The phylogenetic analysis did not well supported the previous observation of the evolutionary process of the class Florideophyceaen, either we added plastid genome of newly sequenced specie, K. alvarezii; the result reconstructed the phylogenetic relationship in Gigartinales. Our phylogenetic analysis suggested that the Florideophyceaen species, except Hildenbrandiophycidae (Hildenbrandia rivularis, Hildenbrandia rubra, and Apophlaea sinclairii), formed a tight group, in which the Florideophyceae taxa were clearly separated into different groups corresponding to their subclass (Nemaliophycidae, Corallinophycidae, Ahnfeltiophycidae and Rhodymeniophycidae). However, three species from the order Gigartinales and Riquetophycus sp. from Peyssonneliales clustered as a subbranch in a large branch of the subclass Rhodymeniophycidae, consistent with the findings for M. papillatus described in the phylogenetic analysis of Florideophyceaen mitogenomes (Sissini et al. 2016). Addition of the newly sequenced specie K. alvarezii revealed that K. alvarezii had a closer relationship with Riquetophycus sp., whereas C. crispus and M. papillatus formed another cluster within the Gigartinales order.
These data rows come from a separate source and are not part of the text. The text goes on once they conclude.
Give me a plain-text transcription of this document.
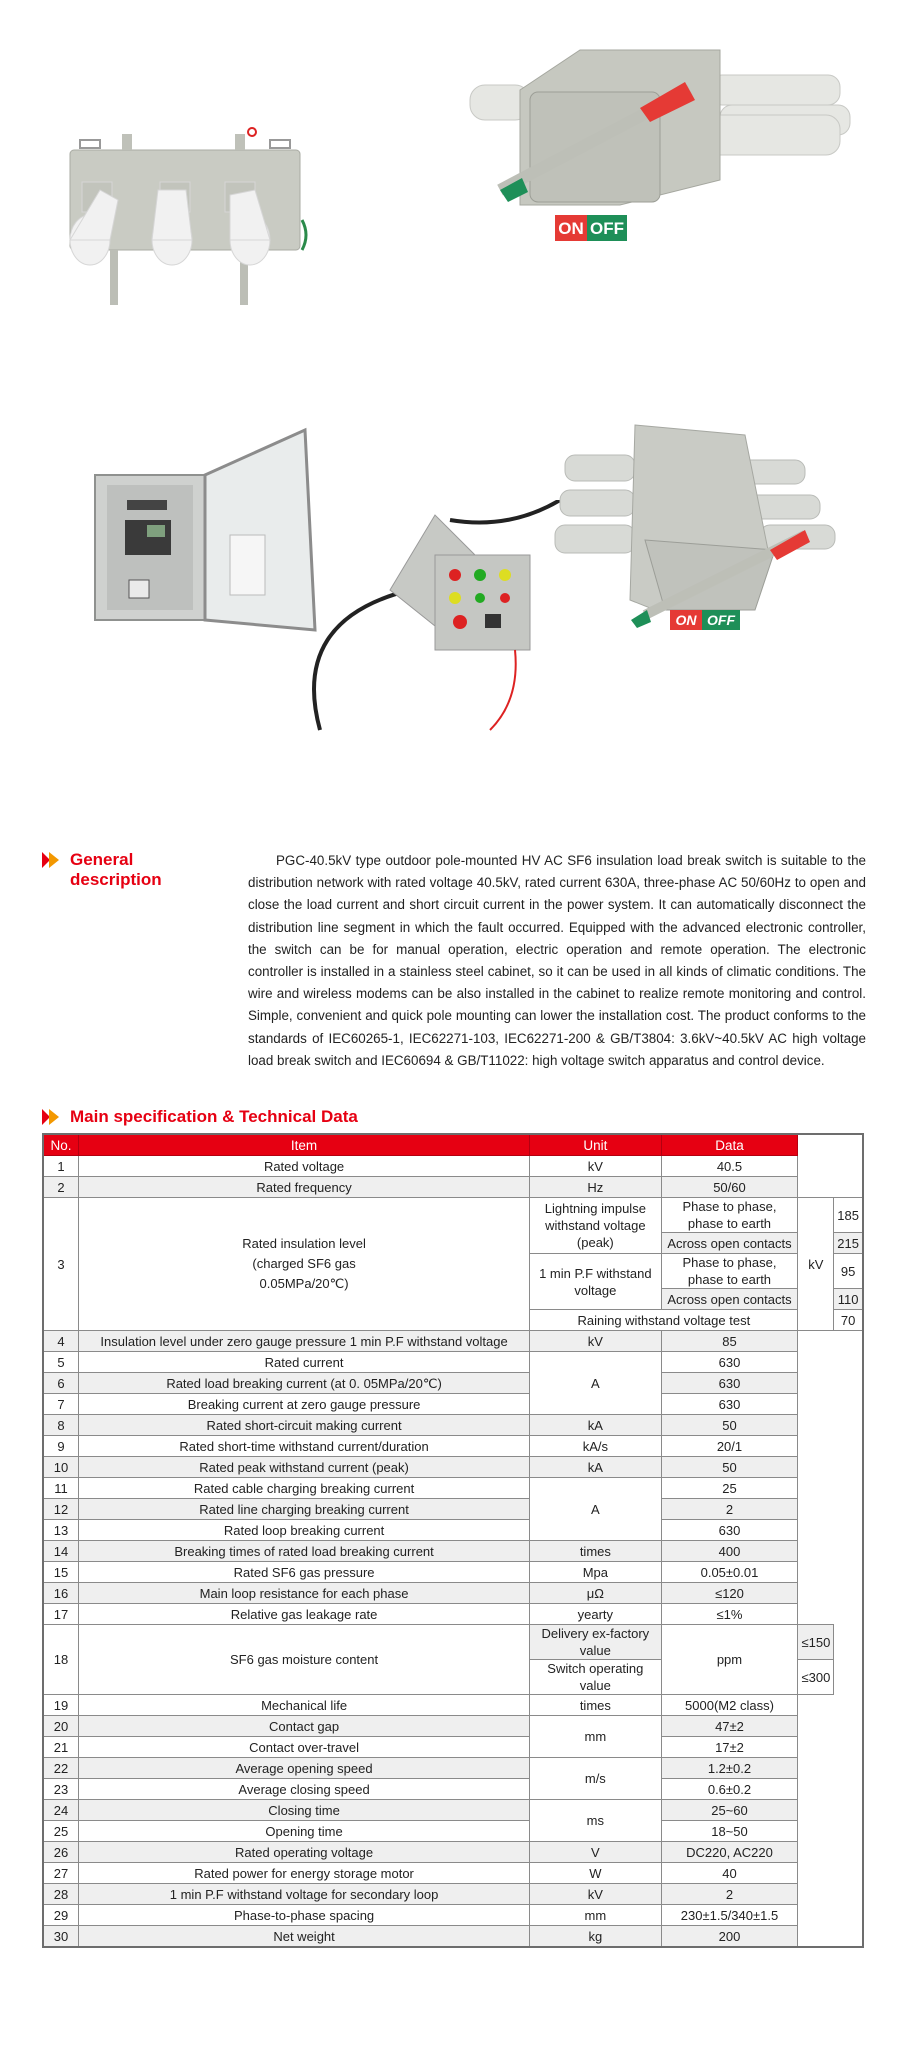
ON OFF
ON OFF
General
description

PGC-40.5kV type outdoor pole-mounted HV AC SF6 insulation load break switch is suitable to the distribution network with rated voltage 40.5kV, rated current 630A, three-phase AC 50/60Hz to open and close the load current and short circuit current in the power system. It can automatically disconnect the distribution line segment in which the fault occurred. Equipped with the advanced electronic controller, the switch can be for manual operation, electric operation and remote operation. The electronic controller is installed in a stainless steel cabinet, so it can be used in all kinds of climatic conditions. The wire and wireless modems can be also installed in the cabinet to realize remote monitoring and control. Simple, convenient and quick pole mounting can lower the installation cost. The product conforms to the standards of IEC60265-1, IEC62271-103, IEC62271-200 & GB/T3804: 3.6kV~40.5kV AC high voltage load break switch and IEC60694 & GB/T11022: high voltage switch apparatus and control device.

Main specification & Technical Data
No.	Item	Unit	Data		
1	Rated voltage	kV	40.5		
2	Rated frequency	Hz	50/60		
3	Rated insulation level
(charged SF6 gas
0.05MPa/20℃)	Lightning impulse withstand voltage (peak)	Phase to phase, phase to earth	kV	185
			Across open contacts		215
		1 min P.F withstand voltage	Phase to phase, phase to earth		95
			Across open contacts		110
		Raining withstand voltage test			70
4	Insulation level under zero gauge pressure 1 min P.F withstand voltage	kV	85		
5	Rated current	A	630		
6	Rated load breaking current (at 0. 05MPa/20℃)		630		
7	Breaking current at zero gauge pressure		630		
8	Rated short-circuit making current	kA	50		
9	Rated short-time withstand current/duration	kA/s	20/1		
10	Rated peak withstand current (peak)	kA	50		
11	Rated cable charging breaking current	A	25		
12	Rated line charging breaking current		2		
13	Rated loop breaking current		630		
14	Breaking times of rated load breaking current	times	400		
15	Rated SF6 gas pressure	Mpa	0.05±0.01		
16	Main loop resistance for each phase	μΩ	≤120		
17	Relative gas leakage rate	yearty	≤1%		
18	SF6 gas moisture content	Delivery ex-factory value	ppm	≤150	
		Switch operating value		≤300	
19	Mechanical life	times	5000(M2 class)		
20	Contact gap	mm	47±2		
21	Contact over-travel		17±2		
22	Average opening speed	m/s	1.2±0.2		
23	Average closing speed		0.6±0.2		
24	Closing time	ms	25~60		
25	Opening time		18~50		
26	Rated operating voltage	V	DC220, AC220		
27	Rated power for energy storage motor	W	40		
28	1 min P.F withstand voltage for secondary loop	kV	2		
29	Phase-to-phase spacing	mm	230±1.5/340±1.5		
30	Net weight	kg	200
In conclusion, to our knowledge, the complete plastid genome of K. alvarezii from Gigartinales was determined for the first time in this study. Comparative analysis indicated that a new gene rearrangement was observed in the K. alvarezii plastid genome, with the complete reversion of an approximately 12.5 kb gene fragment from the psaM to ycf21 genes, unlike that in other published Florideophyceae plastid genomes. Moreover, inclusion of a new species helped in the reconstruction of the phylogenetic relationship of Florideophyceae species, in which K. alvarezii was found to have a closer relationship with Riquetophycus sp. from the Peyssonneliales. Additionally, the plastid genome of K. alvarezii could be of significance for studies on evolutionary relationship among red algal species.